In Donna Haraway‘s essay in Sensorium (embodied experience, technology and contemporary art) she begins by remarking that “worldly embodiment is always a verb”. And that “in formation, it is ongoing, dynamic, situated, and historical”. That “its infoldings of the flesh are comprised of heterogenous partners”. To qualify she illuminates “the infolding of others to each other is what makes up the knots of what we call beings, or perhaps better , following Bruno Latour, ‘things’. Things are material, specific, non-self-identical, and semiotically active”.
Language is capricious. Words merely resonances – each pinging like high notes on a piano – independent smooth isolate pebbles sharing the paleolithic stream bed. Let us harness a team of eight horses to each hemisphere of her evacuated text to see if we can yield the meaning of even this first paragraph.
Haraway makes one note, pulls on one strand and eventually invokes all the music ever written. Her non-specificity is like a quantum memory trap; frustrating our craving for a resolution.
Embodiment is a touchstone term. How does life emerge from non-life? How does intelligence emerge from non-intelligence? What is the phase transition boundary between a bookshelf and a constituent pile of pieces of wood that you’ve brought home from Ikea and poured out of the packaging? What is the boundary between a house and world? What is boundary? Our finities frustrate us and we push against them, becoming as Marc Pesce, or even Prince; philosopher kings spiraling off into incomprehensibility like sparks on the photo emulsion of the bubble chambers of our minds.
Minksy – in Society of Mind – was confounded by how intelligence could emerge from non-intelligence. He inscribed a boundary on science – he noted that reasoning was spatial physical, metaphorical, embodied in our primeval understanding of our world. In doing so he presaged the cognitive psychologists, Lakoff, Wittegenstein, Rosch. We use spatial metaphors; we get “on top of” problems, we “get to the bottom of” issues. Intelligence he reasoned was a reuse of primal wetware – what Lakoff would later note as Embodiment. Minksy decomposed reasoning into what he would call a hierarchy but I would call a teepee of agents each like a thermostat maniacally focused on a single goal.
Next we encounter an idea of a verb; invoking language itself to describe language. Motion, as an action, as an activity, as a key to a homeostasis. As situated and historical, as composed of heterogenous partners. It’s as if the world itself is at risk of a suicide due to some kind of Pauli exclusion principle. So many video game developers reach the same conclusion – they learn that their toy worlds are characterized by the maxim “Objects in the real world have only one thing in common – they are all different”.
Moving along. We encounter an observation of things, material, not duplicates; as if like how when you think about numbers it is the prime numbers that stand up the brightest in the field while the rest collapse away; mere echoes and duplicates of beautiful primes. Reality is continuous however; we arbitrarily invoke cleaving planes for the purposes of rendering finite the infinite.

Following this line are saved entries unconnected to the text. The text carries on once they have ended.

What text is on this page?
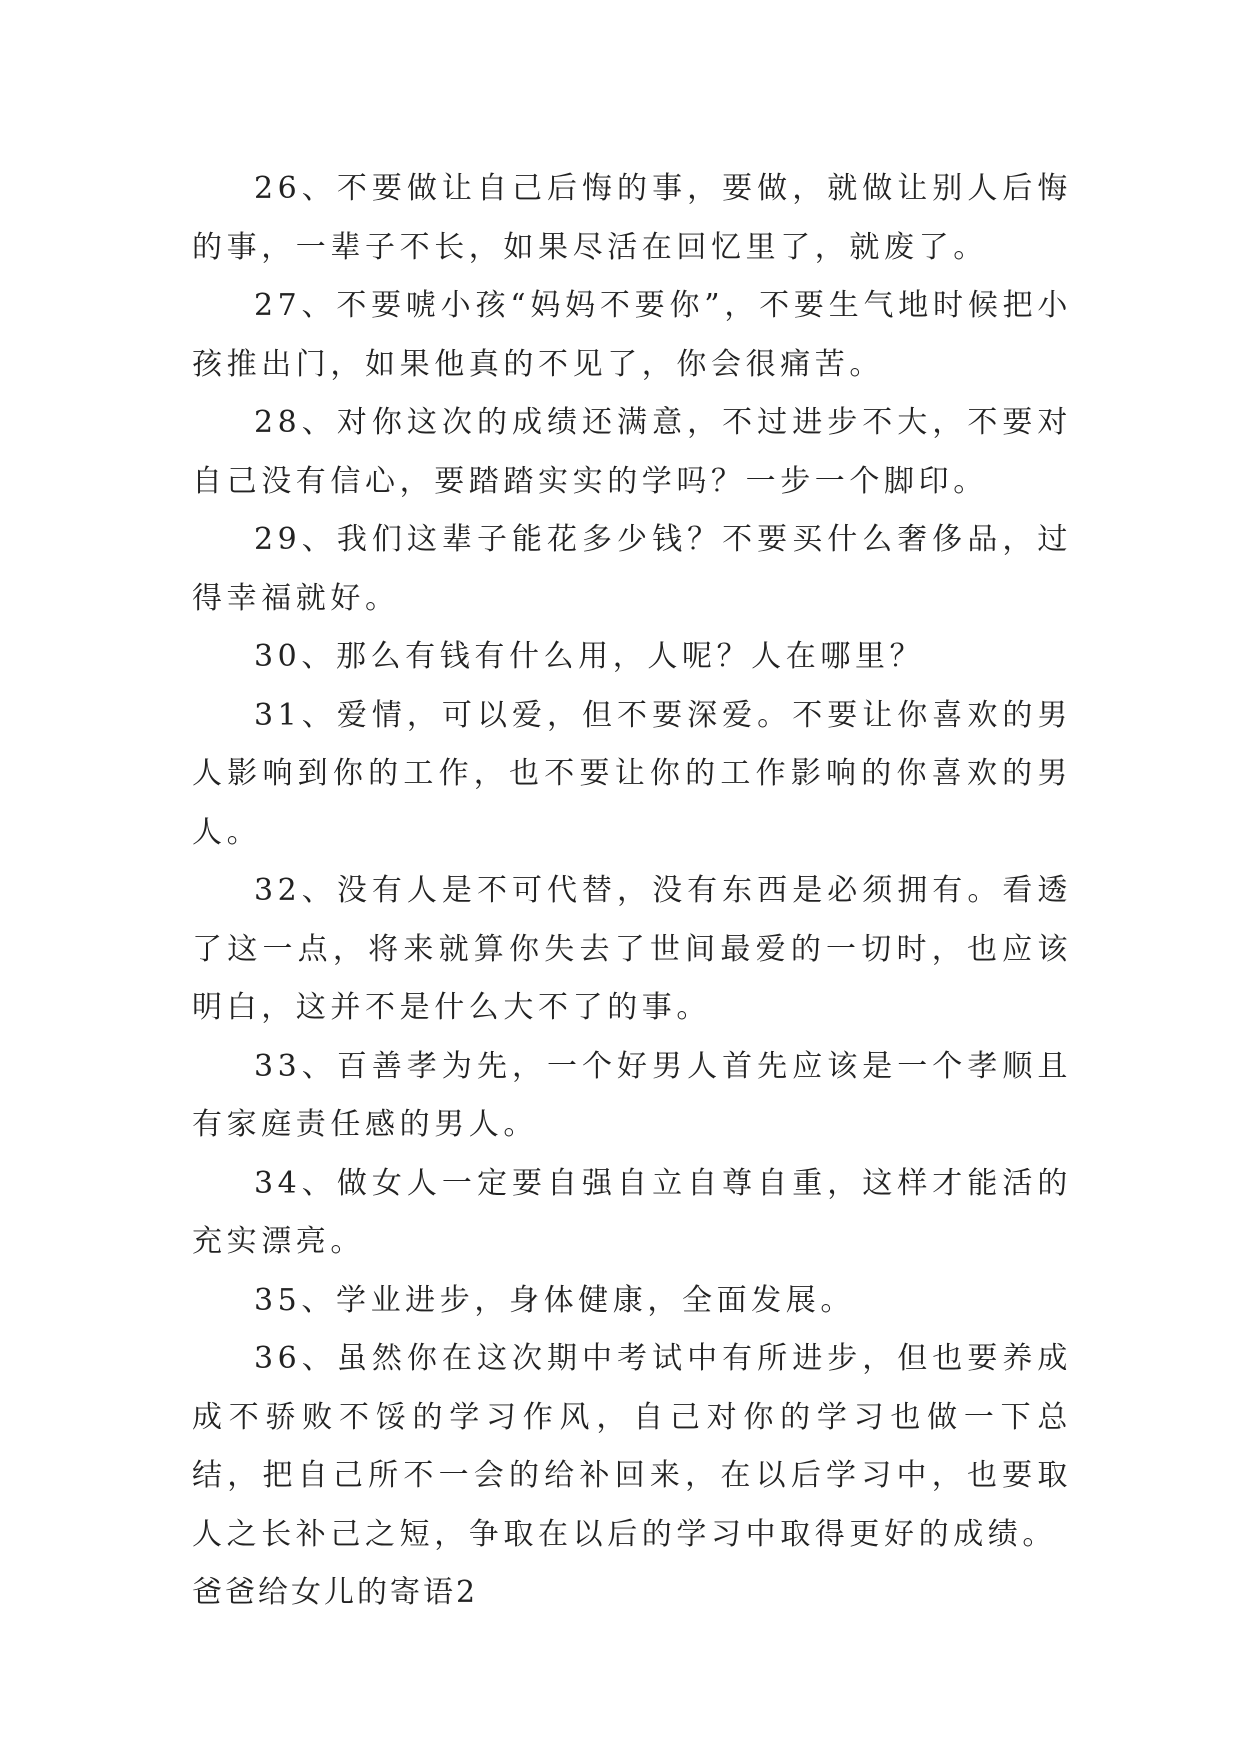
26、不要做让自己后悔的事，要做，就做让别人后悔的事，一辈子不长，如果尽活在回忆里了，就废了。

27、不要唬小孩“妈妈不要你”，不要生气地时候把小孩推出门，如果他真的不见了，你会很痛苦。

28、对你这次的成绩还满意，不过进步不大，不要对自己没有信心，要踏踏实实的学吗？一步一个脚印。

29、我们这辈子能花多少钱？不要买什么奢侈品，过得幸福就好。

30、那么有钱有什么用，人呢？人在哪里？

31、爱情，可以爱，但不要深爱。不要让你喜欢的男人影响到你的工作，也不要让你的工作影响的你喜欢的男人。

32、没有人是不可代替，没有东西是必须拥有。看透了这一点，将来就算你失去了世间最爱的一切时，也应该明白，这并不是什么大不了的事。

33、百善孝为先，一个好男人首先应该是一个孝顺且有家庭责任感的男人。

34、做女人一定要自强自立自尊自重，这样才能活的充实漂亮。

35、学业进步，身体健康，全面发展。

36、虽然你在这次期中考试中有所进步，但也要养成成不骄败不馁的学习作风，自己对你的学习也做一下总结，把自己所不一会的给补回来，在以后学习中，也要取人之长补己之短，争取在以后的学习中取得更好的成绩。

爸爸给女儿的寄语2
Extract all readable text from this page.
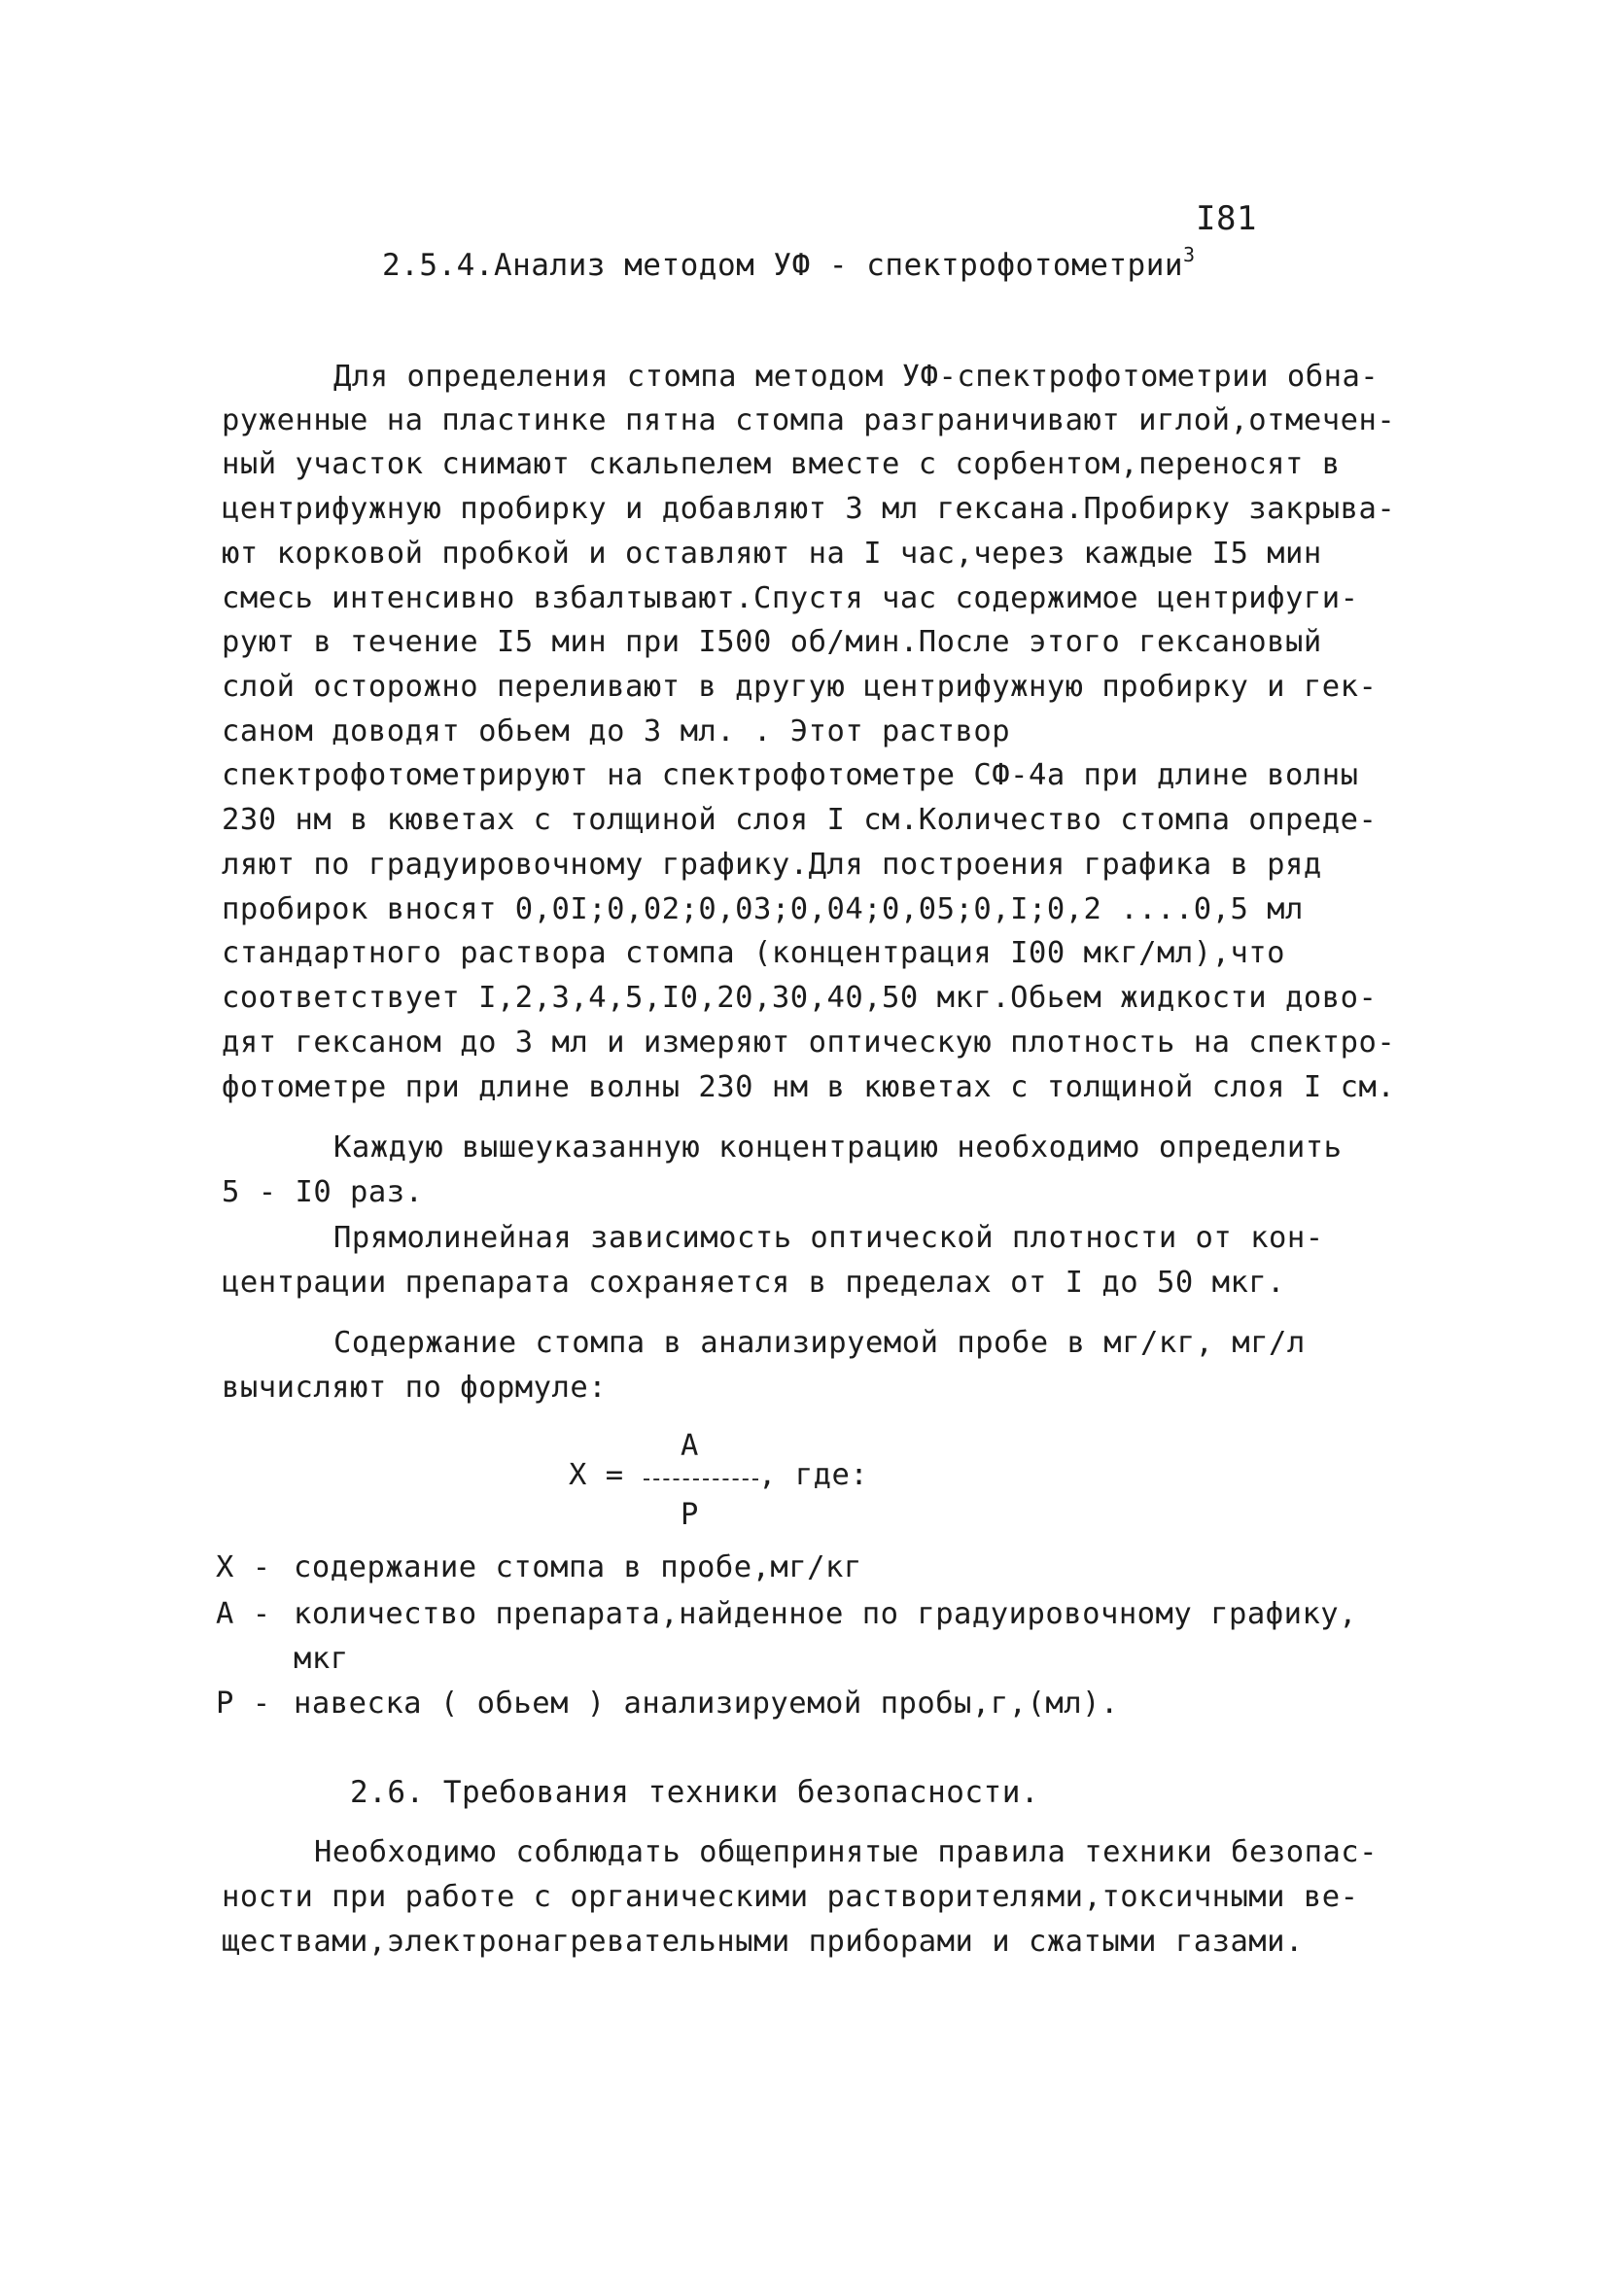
I81
2.5.4.Анализ методом УФ - спектрофотометрии$^3$
Для определения стомпа методом УФ-спектрофотометрии обна-
руженные на пластинке пятна стомпа разграничивают иглой,отмечен-
ный участок снимают скальпелем вместе с сорбентом,переносят в
центрифужную пробирку и добавляют 3 мл гексана.Пробирку закрыва-
ют корковой пробкой и оставляют на I час,через каждые I5 мин
смесь интенсивно взбалтывают.Спустя час содержимое центрифуги-
руют в течение I5 мин при I500 об/мин.После этого гексановый
слой осторожно переливают в другую центрифужную пробирку и гек-
саном доводят обьем до 3 мл. . Этот раствор
спектрофотометрируют на спектрофотометре СФ-4а при длине волны
230 нм в кюветах с толщиной слоя I см.Количество стомпа опреде-
ляют по градуировочному графику.Для построения графика в ряд
пробирок вносят 0,0I;0,02;0,03;0,04;0,05;0,I;0,2 ....0,5 мл
стандартного раствора стомпа (концентрация I00 мкг/мл),что
соответствует I,2,3,4,5,I0,20,30,40,50 мкг.Обьем жидкости дово-
дят гексаном до 3 мл и измеряют оптическую плотность на спектро-
фотометре при длине волны 230 нм в кюветах с толщиной слоя I см.
Каждую вышеуказанную концентрацию необходимо определить
5 - I0 раз.
Прямолинейная зависимость оптической плотности от кон-
центрации препарата сохраняется в пределах от I до 50 мкг.
Содержание стомпа в анализируемой пробе в мг/кг, мг/л
вычисляют по формуле:
A
X =	, где:
P
X - содержание стомпа в пробе,мг/кг
A - количество препарата,найденное по градуировочному графику,
мкг
P - навеска ( обьем ) анализируемой пробы,г,(мл).
2.6. Требования техники безопасности.
Необходимо соблюдать общепринятые правила техники безопас-
ности при работе с органическими растворителями,токсичными ве-
ществами,электронагревательными приборами и сжатыми газами.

A single word ‘knots’ demands attention. In fact this week it was remarked in Nature that “The Higgs field is also thought to make a small contribution, giving mass to individual quarks as well as to electrons and some other particles. The Higgs field creates mass out of the quantum vacuum too, in the form of virtual Higgs bosons. So if the LHC confirms that the Higgs exists, it will mean all reality is virtual”. If that’s true then Second Life is literally equivalent to the real world. It just becomes another pattern knotted into an energy field. Perhaps the fields are not transitive. One cannot walk from Second Life into the real world and back again without some kind of translation boundary – but nevertheless it creates an equal footing.
Ultimately I feel she’s speaking about a kaleidoscope of reality; a lens of confusion and self similar mirrorlike ghosts and reflection. But I don’t know that “things” are really as disjoint from each other as imagined. It is an assertion I have a tension with. It is certainly the intersection between things that is most interesting, the relationships. Is semiosis a reference to how artifacts construct their own meaning? Or how they tickle our senses and challenge us to construct meaning from them? Is what she is speaking about an attempt to denote the fusion of the the world and the rotating kaleiodoscope that is the actual truth of Plato’s cave.